Severe weather up North causing a political storm

The political response to Storm Desmond started on Monday following a weekend of destruction and chaos. Cumbria is reportedly the worst hit county with over 60,000 homes left without power and many lacking clean water, following the strong winds and up to 200m of rainfall. The NHS in Lancashire declared a ‘major incident’, Lancaster University cancelled teaching for the rest of the term having suffered substantial power loss across its campus and the army has even been drafted in to help. The Queen has also conveyed a message of sympathy over Twitter to those affected.

The Liberal Democrat Leader, Tim Farron, who was near-stranded by flooding in his own constituency of Westmorland and Lonsdale, first thanked the emergency services for their support in the region, before criticising the government for side-lining nearly 300 flood defence schemes as ‘low priority’. In a letter to David Cameron, he called on the government to provide additional funding to support homeowners and businesses affected by the flooding. In reference to the Northern Powerhouse, Mr Farron commented, “That rhetoric must now be backed up by action… Indeed, whilst I support the government’s plans for greater infrastructure spending in the North of England, the reality is that very significant sums will be required in areas like South Lakeland simply to restore pre-existing infrastructure to its prior levels.

David Cameron visited affected areas on Monday, commending the work of emergency services whilst promising additional funding for councils to fully cover the costs of clearing up the damage caused. Critics have pointed to a projected drop in government funding for flood defence in England from £802m last year to £695m in this financial year – though ministers are quick to defend this, pointing out that the former figure was inflated by severe winter flooding in 2013. On her visit to Carlisle, the Environment Secretary, Liz Truss argued recent defence systems had helped to delay and reduce the impact, providing more time for evacuations and for the emergency services to respond. Conservative MP Neil Marsh, Chairman of the Environment, Food and Rural Affairs select committee has called for ‘real cash’ to be provided, urging the government to do more.

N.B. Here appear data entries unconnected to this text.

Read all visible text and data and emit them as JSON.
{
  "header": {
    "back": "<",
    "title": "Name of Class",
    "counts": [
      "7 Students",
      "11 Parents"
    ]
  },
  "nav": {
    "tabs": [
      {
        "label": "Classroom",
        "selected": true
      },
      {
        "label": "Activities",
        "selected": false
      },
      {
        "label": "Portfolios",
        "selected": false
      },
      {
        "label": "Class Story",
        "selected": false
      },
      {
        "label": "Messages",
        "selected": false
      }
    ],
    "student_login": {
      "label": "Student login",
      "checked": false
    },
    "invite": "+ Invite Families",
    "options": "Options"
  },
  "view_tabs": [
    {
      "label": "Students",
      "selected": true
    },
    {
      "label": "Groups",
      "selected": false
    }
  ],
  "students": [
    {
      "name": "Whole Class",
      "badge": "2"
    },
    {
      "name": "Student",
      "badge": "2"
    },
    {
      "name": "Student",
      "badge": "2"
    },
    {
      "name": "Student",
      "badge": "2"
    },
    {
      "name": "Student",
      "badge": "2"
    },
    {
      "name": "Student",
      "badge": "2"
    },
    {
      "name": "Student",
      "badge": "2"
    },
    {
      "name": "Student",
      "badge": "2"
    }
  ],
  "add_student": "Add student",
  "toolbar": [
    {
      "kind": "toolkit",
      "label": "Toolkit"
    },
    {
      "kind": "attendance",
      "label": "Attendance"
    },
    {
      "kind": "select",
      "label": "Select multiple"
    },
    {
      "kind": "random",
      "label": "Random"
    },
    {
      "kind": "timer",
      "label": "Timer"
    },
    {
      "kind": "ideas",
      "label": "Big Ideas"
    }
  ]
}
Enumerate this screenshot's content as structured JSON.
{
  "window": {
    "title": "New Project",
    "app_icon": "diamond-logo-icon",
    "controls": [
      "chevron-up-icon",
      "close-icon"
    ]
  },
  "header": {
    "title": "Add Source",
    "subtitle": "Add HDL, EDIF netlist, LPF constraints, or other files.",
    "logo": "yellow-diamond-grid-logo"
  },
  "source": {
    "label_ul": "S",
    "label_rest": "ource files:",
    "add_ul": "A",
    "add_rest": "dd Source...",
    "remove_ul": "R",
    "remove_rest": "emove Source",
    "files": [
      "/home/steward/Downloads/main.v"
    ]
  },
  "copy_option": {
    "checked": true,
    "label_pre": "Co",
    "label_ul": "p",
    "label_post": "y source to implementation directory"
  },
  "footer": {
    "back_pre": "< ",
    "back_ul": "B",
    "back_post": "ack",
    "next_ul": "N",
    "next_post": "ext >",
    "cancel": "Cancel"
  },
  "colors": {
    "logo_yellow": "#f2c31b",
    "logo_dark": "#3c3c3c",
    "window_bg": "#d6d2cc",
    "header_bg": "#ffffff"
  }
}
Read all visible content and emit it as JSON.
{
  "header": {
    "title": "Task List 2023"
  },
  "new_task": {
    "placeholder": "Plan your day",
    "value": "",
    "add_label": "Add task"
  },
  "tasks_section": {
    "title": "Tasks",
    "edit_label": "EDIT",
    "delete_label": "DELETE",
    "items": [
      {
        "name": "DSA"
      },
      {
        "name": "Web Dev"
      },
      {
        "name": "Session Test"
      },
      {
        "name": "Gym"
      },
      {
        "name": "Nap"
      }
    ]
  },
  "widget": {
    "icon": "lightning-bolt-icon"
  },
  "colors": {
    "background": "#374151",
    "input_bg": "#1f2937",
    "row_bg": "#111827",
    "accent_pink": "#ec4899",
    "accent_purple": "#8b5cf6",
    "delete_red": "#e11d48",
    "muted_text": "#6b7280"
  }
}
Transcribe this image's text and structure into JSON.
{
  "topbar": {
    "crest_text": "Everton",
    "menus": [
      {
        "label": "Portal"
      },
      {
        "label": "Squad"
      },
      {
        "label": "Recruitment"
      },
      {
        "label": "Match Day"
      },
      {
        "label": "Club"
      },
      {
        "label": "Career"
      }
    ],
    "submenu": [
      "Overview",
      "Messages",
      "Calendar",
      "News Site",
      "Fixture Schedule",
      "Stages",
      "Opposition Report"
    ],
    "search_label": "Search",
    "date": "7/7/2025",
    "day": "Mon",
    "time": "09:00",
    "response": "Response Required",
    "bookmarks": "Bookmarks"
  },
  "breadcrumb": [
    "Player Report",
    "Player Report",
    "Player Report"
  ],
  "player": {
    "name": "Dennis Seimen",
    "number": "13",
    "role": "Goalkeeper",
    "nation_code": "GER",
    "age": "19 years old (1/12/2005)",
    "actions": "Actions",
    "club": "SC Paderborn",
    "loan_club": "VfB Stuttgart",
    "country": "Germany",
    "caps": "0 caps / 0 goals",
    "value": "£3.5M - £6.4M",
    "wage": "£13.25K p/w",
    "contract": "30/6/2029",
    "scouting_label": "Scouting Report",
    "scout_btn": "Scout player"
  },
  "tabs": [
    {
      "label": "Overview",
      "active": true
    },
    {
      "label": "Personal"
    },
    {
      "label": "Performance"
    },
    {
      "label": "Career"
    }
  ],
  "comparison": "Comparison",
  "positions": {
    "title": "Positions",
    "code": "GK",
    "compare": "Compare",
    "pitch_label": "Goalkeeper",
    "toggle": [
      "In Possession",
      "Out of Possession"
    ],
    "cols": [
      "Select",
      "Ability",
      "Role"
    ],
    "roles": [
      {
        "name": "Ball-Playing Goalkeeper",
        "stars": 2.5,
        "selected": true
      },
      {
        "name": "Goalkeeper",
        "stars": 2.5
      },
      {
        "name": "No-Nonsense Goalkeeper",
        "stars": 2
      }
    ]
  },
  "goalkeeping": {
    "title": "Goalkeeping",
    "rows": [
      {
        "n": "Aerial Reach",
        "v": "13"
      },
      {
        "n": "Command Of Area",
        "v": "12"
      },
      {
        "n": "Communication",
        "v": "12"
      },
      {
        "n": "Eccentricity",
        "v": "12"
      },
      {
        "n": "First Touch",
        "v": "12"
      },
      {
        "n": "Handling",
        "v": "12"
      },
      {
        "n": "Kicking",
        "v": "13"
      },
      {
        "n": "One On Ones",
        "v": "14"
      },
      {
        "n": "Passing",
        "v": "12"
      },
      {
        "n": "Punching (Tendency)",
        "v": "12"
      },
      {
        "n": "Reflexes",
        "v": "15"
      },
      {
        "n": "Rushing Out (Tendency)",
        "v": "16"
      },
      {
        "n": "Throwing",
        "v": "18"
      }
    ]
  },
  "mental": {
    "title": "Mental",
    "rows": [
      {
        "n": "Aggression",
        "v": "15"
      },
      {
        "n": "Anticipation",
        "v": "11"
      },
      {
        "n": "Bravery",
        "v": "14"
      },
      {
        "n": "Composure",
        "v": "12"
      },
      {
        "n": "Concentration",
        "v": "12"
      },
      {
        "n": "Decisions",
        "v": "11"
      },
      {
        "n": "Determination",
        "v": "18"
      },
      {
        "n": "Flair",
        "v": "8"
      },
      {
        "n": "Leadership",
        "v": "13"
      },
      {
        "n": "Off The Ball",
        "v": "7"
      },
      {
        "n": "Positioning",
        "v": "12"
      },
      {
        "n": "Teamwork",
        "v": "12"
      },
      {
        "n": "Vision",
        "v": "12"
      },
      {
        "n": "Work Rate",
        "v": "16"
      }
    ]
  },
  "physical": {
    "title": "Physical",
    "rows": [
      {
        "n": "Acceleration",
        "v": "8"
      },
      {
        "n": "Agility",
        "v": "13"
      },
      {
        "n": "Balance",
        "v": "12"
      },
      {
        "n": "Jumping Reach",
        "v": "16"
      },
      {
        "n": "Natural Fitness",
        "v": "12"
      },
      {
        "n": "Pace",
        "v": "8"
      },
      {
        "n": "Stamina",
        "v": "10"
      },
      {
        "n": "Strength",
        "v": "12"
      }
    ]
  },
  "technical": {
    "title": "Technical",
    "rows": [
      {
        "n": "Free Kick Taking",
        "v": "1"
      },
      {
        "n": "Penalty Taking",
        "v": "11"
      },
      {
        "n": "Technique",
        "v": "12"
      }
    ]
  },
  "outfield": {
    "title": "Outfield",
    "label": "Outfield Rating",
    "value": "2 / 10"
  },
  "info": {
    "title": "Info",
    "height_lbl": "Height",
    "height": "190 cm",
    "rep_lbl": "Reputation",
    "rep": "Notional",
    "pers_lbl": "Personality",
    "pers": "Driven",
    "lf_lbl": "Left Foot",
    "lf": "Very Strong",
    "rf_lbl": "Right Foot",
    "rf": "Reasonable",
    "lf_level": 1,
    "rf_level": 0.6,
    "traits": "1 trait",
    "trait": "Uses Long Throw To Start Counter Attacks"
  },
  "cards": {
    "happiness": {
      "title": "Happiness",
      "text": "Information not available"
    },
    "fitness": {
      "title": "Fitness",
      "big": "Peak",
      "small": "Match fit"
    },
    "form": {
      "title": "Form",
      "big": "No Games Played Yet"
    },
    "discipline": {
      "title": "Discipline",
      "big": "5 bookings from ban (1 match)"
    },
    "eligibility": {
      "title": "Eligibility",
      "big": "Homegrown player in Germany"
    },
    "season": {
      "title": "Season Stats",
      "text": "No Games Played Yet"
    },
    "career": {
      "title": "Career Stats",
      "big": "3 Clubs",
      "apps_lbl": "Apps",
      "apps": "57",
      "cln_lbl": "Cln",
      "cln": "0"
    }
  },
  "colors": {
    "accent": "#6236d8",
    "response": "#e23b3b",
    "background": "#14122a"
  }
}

Jeremy Corbyn referred to the flooding as ‘a consequence of the destruction of our environment’ whilst accusing David Cameron of false promises when commenting ‘money is no object’ in dealing with flood damage. Mr Corbyn said, ‘But this has proved yet another false promise. In the last parliament, the government slashed spending on flood defences before the 2014 winter floods.’

The aftermath of Storm Desmond will for many people be drawn out as work will begin to restore their homes long after being reconnected to power lines and clean water supplies. Many will view this as a testing time for the government, judging its response to the devastation of many northerners as a mark of its real commitment and compassion for a Northern Powerhouse. In its initial response to much of the above criticism, the Government has announced that some 5,000 flood affected homes and businesses in Cumbria and Lancashire will be given relief from council tax and business rates.